Serve any kind of seed in a platform feeder. Use a little everyday, adding more as the seed is eaten. This will attract towhees, juncos, bobwhites, grosbeaks, sparrows, finches, pine siskins, redpolls, woodpeckers, doves, starlings, and red-winged blackbirds. 

Serve niger seed, black oil sunflower seed, sunflower hearts or chips in a tubular feeder to attract chickadees, goldfinches, purple and house finches, nuthatches, titmice, pine siskins. 

Serve mixed seed, cracked corn, sunflower and safflower in a hopper feeder to attract cardinals, jays, grosbeaks, various sparrows, purple and house finches, nuthatches. 

Serve sunflower and peanut pieces during the winter, change to a nectar window feeder in the spring to attract chickadees, cardinals, titmice, finches and hummingbirds. 

Serve suet in a suet feeder to attract woodpeckers, mockingbirds, nuthatches, titmice, and warblers. 

To serve nectar in a nectar feeder, combine one part sugar to four parts water.

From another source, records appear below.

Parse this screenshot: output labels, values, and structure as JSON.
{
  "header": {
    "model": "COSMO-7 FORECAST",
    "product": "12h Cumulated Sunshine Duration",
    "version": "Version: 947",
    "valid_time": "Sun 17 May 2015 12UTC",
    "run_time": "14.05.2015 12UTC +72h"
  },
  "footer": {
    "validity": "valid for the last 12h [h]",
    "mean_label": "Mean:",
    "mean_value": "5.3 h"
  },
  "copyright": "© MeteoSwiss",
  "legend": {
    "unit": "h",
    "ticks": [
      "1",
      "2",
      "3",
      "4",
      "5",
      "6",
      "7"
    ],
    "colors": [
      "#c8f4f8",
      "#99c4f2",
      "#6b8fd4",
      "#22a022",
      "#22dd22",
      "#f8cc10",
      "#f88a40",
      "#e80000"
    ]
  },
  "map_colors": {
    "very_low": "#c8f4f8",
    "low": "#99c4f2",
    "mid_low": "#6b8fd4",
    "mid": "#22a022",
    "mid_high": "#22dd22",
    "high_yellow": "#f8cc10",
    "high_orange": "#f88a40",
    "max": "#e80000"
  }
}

Boil then cool to air temperature. Use only white granulated sugar. It is not necessary to add red food coloring. Every two to three days thoroughly clean the feeder with hot water and change the solution. Hang in the shade, if possible. Hummingbirds are first attracted to flowers in your yard and then may find your feeder. The best way to attract orioles is to put out some orange halves early in the spring.